Tepito is a tough neighbourhood whose name in Mexico immediately evokes crime and drug trafficking, and where people live intensely every day because death can strike at any minute.

The streets of the slum are more alive by day and by night than any other part of Mexico City, with death a daily reality due to the bloody gang rivalries in drug trafficking and many other businesses.

"If God gives us life, Tepito feeds us," is the maxim of the slum's inhabitants, who are never given anything for free.

From childhood, they scratch out a living in their hardscrabble world, between crowded street markets and police raids.

The out-of-control war between the Union, the Anti-union Force and other criminal gangs is set in the streets of Tepito and other avenues of the historic downtown area.

Extortion, express kidnappings and demands for protection money are the order of the day. And the main victims are small business owners who also feel they are victims of the government and police.

Small-scale drug dealers abound and shootouts are commonplace, but the guilty parties seldom get arrested.

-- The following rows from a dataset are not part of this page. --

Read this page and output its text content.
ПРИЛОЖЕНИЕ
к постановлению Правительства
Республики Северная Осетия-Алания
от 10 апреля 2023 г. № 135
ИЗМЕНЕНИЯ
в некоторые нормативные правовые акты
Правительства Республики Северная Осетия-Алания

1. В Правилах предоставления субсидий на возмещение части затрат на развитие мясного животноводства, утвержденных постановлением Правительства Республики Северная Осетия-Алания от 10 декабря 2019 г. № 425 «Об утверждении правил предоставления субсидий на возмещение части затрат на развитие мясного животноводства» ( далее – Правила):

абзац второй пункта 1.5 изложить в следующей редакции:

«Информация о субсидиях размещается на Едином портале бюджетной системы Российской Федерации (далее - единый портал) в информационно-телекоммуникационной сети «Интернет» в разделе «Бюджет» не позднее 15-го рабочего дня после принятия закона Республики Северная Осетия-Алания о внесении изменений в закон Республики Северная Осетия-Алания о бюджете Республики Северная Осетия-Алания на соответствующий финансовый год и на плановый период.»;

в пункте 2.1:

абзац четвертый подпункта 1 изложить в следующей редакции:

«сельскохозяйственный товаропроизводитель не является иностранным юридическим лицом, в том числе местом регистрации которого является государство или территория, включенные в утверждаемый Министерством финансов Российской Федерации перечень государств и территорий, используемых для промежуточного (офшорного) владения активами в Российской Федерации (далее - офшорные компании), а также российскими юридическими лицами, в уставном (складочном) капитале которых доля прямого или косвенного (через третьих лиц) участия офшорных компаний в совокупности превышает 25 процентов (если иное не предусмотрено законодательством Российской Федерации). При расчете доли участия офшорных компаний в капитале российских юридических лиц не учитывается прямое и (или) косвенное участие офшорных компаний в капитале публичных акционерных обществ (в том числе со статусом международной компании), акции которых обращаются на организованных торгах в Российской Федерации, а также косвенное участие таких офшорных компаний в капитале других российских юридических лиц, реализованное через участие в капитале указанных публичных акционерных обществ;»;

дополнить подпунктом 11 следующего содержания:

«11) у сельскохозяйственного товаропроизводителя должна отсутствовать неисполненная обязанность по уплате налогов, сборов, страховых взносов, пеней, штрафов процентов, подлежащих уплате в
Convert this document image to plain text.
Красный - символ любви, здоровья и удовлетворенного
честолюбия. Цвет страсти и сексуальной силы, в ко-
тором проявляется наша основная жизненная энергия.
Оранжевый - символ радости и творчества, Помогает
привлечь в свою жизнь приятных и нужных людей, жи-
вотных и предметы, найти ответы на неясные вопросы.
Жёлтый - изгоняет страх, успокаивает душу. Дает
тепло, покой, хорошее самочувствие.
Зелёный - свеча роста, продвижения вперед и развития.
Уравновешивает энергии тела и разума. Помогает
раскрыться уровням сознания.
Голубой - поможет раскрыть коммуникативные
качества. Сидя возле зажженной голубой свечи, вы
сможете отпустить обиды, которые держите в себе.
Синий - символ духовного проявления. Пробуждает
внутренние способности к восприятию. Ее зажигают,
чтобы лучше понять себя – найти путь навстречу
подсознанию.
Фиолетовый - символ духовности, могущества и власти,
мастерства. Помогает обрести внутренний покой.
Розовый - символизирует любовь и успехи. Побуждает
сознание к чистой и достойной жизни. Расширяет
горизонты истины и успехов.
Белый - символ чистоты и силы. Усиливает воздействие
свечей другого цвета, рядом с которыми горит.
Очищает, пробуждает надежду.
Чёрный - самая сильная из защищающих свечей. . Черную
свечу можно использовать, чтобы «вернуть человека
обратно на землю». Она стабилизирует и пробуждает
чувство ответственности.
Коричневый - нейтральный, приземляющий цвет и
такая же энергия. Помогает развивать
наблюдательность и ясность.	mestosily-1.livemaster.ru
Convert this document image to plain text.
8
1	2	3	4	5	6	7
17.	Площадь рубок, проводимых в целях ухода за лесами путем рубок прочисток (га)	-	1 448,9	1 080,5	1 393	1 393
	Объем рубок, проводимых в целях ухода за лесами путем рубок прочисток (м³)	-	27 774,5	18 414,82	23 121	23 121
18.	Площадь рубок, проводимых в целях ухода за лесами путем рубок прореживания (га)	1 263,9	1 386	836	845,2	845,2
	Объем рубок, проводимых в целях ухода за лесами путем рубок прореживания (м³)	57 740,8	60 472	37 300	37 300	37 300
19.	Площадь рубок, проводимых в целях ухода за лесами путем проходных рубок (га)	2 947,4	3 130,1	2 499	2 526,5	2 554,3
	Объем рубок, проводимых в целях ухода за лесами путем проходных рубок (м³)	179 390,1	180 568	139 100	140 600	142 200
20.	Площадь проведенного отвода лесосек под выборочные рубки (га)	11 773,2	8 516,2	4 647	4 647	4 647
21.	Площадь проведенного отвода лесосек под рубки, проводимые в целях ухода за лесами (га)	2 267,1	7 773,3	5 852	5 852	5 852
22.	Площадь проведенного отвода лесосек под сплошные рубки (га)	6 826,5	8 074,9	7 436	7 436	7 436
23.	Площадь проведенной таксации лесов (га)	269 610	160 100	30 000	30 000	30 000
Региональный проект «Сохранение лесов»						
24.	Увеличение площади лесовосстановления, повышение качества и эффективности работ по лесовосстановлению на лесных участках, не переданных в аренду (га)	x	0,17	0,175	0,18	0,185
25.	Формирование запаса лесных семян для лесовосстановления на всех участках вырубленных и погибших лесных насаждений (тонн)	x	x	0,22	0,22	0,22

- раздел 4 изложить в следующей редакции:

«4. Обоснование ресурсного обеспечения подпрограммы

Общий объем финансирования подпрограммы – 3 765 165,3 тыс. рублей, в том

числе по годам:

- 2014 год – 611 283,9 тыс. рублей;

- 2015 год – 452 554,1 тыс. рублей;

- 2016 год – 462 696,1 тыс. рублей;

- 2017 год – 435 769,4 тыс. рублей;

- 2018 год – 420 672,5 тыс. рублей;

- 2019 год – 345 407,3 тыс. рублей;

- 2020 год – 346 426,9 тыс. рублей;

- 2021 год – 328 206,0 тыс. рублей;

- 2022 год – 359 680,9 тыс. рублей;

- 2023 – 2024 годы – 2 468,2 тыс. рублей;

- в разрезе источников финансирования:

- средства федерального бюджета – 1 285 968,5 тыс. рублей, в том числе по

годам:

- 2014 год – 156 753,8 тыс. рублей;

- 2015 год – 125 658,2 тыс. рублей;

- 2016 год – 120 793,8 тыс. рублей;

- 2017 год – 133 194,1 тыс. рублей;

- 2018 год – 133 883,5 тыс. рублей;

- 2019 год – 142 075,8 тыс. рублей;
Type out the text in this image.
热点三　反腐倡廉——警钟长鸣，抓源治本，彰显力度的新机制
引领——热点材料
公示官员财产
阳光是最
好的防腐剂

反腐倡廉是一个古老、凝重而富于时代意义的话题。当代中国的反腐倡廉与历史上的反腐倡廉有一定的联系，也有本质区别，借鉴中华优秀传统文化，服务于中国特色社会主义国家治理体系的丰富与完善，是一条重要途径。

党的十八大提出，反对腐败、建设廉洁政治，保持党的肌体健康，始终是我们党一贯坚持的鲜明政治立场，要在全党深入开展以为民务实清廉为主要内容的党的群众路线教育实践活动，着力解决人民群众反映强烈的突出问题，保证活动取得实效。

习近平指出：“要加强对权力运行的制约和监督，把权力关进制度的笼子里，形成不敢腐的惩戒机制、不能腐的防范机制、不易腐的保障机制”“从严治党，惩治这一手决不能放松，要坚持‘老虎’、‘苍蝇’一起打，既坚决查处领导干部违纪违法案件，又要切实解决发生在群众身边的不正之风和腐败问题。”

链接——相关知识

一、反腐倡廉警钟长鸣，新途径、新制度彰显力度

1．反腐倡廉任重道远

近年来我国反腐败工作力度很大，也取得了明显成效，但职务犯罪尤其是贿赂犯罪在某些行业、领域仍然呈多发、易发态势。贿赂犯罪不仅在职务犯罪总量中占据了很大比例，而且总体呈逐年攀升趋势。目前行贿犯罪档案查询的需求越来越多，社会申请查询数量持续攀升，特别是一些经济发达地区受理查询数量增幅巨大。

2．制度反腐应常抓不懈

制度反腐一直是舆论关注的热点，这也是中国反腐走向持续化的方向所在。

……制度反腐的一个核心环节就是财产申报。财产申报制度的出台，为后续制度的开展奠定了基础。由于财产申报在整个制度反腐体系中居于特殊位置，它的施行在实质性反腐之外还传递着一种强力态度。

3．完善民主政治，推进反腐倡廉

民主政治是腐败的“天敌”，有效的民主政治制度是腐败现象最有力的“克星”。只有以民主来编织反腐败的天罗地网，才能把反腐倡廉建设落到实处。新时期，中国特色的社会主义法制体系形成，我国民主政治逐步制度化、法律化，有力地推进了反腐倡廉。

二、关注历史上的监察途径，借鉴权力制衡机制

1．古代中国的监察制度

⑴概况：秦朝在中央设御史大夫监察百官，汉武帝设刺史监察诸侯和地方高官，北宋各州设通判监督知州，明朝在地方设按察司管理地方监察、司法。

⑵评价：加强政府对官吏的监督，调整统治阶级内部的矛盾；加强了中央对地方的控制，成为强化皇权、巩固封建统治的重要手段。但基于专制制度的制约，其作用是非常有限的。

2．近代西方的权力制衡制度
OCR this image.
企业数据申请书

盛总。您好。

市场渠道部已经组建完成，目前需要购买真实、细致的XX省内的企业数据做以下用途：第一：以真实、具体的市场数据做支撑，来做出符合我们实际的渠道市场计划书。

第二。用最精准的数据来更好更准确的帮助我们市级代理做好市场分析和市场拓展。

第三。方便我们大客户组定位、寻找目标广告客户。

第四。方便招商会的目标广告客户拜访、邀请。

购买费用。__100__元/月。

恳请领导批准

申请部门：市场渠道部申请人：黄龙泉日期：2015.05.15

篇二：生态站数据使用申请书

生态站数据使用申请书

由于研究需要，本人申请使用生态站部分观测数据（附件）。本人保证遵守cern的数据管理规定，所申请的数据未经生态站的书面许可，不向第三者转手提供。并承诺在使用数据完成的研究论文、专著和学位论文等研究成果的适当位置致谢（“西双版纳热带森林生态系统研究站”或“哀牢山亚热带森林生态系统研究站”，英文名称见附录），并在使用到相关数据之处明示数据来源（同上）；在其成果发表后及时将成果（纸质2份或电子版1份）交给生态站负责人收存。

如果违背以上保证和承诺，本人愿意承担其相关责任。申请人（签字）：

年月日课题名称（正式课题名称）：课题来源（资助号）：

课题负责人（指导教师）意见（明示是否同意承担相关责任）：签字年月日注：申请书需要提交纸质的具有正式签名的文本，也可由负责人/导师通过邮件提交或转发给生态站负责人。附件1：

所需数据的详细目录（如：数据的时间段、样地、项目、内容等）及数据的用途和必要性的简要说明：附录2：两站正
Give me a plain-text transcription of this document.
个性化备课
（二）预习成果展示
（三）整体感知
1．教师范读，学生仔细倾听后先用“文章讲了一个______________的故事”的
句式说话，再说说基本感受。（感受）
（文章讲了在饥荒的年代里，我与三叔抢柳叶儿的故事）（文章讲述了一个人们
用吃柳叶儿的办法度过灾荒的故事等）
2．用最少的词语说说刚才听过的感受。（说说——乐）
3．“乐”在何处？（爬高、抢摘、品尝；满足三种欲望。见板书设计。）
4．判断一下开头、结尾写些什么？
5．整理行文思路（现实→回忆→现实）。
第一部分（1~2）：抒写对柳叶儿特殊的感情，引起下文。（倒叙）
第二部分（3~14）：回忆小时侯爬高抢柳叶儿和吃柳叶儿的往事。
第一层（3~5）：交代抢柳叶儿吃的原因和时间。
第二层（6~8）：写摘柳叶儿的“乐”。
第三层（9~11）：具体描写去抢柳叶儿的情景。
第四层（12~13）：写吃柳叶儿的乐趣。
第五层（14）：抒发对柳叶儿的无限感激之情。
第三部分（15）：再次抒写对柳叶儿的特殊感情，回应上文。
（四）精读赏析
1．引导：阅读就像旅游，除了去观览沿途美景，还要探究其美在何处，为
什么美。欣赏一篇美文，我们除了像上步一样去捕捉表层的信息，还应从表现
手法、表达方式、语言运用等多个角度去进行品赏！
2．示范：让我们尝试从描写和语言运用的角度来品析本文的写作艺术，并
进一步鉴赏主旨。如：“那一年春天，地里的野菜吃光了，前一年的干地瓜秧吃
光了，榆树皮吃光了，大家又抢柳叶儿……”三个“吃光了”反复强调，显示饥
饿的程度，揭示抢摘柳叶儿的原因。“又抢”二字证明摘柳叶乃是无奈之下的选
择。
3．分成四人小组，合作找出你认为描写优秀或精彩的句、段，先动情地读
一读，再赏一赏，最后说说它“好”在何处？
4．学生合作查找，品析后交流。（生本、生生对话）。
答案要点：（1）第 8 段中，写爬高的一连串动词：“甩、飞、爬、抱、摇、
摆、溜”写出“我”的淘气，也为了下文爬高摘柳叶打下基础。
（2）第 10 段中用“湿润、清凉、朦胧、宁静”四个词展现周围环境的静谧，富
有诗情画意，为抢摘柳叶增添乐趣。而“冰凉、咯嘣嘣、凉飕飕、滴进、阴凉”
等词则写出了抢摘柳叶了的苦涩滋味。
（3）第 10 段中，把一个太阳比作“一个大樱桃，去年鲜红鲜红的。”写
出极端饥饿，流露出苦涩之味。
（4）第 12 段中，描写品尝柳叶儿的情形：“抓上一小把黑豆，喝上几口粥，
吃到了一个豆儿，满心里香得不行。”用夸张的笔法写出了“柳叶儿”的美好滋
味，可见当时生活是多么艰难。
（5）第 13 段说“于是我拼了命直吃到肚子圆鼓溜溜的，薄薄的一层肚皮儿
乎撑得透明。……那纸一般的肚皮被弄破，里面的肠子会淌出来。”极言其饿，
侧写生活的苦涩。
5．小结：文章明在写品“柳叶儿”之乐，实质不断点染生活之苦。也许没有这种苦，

Under these circumstances, Tepito survives by obeying its own rules and knowing how to dodge the bullets.

"What it means to live in Tepito is hard to define - it's a way of life, a kind of spirit, a state of mind," according to Alfonso Hernandez, Tepito's official chronicler and president of the Mexico City Journalists Association.

"Living in Tepito means keeping your guardian angel very busy. Our grandparents taught us that, and to eat well, make love and tell death to get lost," Alfonso Hernandez told EFE.

Born, raised and living in Tepito, the toughest slum in Mexico City, Alfonso Hernandez for decades has been the official chronicler of one of the most stigmatized of all Mexican neighbourhoods.

With the aid of a librarian, Alfonso, at his more than 70 years, defends the neighbourhood without getting political - he rather talks about the pleasant architecture, culture, and associations of citizens, storekeepers and academics.

Alfonso is also a master of puns and conductor of the Tepitour, a trip deep into this infamous slum with its unbelievable informal economy.

"The word Tepito in Mexico, just like the word Mexico in the rest of the world, is synonymous with violence and toughness. I'm not saying we haven't contributed to creating the image of a tough neighbourhood, but in such a chaotic city you've got to earn respect," Hernandez said.

Self-taught, Alfonso has traveled the world, has won architecture prizes for Tepito, has hosted the late Anthony Bourdain, the artist David Hammons whose work is exhibited at New York's MoMA, and Spain's Manuel Castells Olivan, sociologist, economist and professor of sociology and urbanism at the University of California, Berkeley, among others.

But the neighbourhood's personality comes from its inhabitants, so Alfonso does not want it taken over by big real estate investors with their skyscraper condominiums and their Airbnb, as, he said, is happening with a neighbourhood as iconic as Lavapies in Madrid.